Heathen sailor from Eagle River keeps Norse beliefs alive aboard aircraft carrier

Wednesday, January 9, 2019 - 12:12
  • An altar is created on a log at the Alaska Heathenry gathering in Ninilchik. Alaska Heathenry members camped on the beach in Ninilchik for their annual midsummer gathering. Photographed on June 21, 2018.(Marc Lester / ADN)

An Eagle River sailor is helping lead a movement to keep an ancient belief alive aboard a Navy aircraft carrier.

“The chapel onboard [the carrier John C.] Stennis is where Aviation Electrician’s Mate 2nd Class Joshua Wood, a once-Roman Catholic sailor from Eagle River, Alaska, fills the duties of Heathenry lay leader, a position of religious leadership that must be appointed by a unit’s commanding officer,” reads a story published recently in the Navy Times.

Wood is a 2010 graduate of Eagle River High School. He has observed Heathenry for five years, according to the story, which notes he leads a small group of sailors in weekly services devoted to Norse gods.

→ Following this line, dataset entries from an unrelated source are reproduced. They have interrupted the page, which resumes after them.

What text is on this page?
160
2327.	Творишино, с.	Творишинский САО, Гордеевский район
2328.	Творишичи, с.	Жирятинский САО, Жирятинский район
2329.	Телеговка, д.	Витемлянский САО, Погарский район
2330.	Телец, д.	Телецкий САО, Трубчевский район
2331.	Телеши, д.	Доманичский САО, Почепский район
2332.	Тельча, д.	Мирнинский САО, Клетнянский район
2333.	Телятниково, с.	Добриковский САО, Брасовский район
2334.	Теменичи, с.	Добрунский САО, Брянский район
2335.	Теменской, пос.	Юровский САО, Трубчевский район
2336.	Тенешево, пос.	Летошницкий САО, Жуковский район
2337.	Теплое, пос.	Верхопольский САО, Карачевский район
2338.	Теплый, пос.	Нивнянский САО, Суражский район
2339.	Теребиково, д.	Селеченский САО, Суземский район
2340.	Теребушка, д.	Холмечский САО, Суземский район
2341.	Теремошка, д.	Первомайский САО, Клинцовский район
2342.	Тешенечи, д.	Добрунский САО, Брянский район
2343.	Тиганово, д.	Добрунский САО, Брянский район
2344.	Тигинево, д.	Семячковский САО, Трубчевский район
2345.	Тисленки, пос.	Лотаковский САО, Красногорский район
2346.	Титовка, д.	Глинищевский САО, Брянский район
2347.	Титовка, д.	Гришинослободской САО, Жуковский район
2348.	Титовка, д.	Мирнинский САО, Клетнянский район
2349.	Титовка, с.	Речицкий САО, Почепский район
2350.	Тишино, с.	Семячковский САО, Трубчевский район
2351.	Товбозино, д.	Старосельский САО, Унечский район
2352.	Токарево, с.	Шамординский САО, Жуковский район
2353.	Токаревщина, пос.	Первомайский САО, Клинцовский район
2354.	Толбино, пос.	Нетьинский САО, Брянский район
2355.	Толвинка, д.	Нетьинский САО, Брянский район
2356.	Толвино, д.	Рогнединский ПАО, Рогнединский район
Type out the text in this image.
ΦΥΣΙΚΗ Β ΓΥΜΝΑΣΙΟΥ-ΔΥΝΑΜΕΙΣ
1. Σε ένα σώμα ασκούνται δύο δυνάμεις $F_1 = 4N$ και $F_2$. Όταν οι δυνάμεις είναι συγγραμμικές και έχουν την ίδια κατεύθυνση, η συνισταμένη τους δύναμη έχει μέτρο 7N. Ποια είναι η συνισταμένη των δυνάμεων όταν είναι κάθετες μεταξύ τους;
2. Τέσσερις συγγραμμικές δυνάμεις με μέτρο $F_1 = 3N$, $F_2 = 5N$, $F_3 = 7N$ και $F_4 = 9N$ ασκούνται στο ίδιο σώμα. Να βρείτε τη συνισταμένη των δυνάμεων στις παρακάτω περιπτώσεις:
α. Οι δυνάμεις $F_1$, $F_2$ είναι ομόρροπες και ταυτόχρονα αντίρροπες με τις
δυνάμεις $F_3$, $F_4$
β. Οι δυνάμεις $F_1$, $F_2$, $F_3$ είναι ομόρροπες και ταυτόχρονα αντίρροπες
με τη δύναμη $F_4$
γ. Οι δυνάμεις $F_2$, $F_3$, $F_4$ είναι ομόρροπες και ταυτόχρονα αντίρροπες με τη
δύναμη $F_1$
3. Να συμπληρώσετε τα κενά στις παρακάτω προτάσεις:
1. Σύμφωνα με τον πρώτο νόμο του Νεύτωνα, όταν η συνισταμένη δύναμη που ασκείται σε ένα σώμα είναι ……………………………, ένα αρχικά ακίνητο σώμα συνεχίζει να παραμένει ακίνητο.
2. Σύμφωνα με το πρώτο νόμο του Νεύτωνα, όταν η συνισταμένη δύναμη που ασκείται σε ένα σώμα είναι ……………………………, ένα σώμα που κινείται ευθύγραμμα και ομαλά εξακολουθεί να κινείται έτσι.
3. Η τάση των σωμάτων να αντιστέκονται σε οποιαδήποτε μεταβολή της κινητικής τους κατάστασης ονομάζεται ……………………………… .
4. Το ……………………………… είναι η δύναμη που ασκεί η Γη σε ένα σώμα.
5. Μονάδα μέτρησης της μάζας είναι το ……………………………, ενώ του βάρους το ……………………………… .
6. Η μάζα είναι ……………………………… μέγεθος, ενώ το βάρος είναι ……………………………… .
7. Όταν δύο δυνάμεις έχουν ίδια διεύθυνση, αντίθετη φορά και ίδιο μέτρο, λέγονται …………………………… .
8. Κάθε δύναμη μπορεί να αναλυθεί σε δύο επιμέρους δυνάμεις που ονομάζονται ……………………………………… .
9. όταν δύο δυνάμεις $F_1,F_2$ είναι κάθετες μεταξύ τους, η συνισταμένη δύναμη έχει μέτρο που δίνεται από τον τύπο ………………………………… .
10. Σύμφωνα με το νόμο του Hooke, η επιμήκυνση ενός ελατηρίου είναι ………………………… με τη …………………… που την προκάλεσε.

He was first exposed to the beliefs in school, he said.

“Wood was just in high school when he enrolled in a mythology class that he says ‘opened my eyes to the Nordic Gods,’” the story says. “It didn’t take long before the sailor discovered a group of like-minded Heathens in his hometown of San Diego, one that helped cement his perception of his newfound faith and his place in its community.”

“They are my surrogate family,” he said.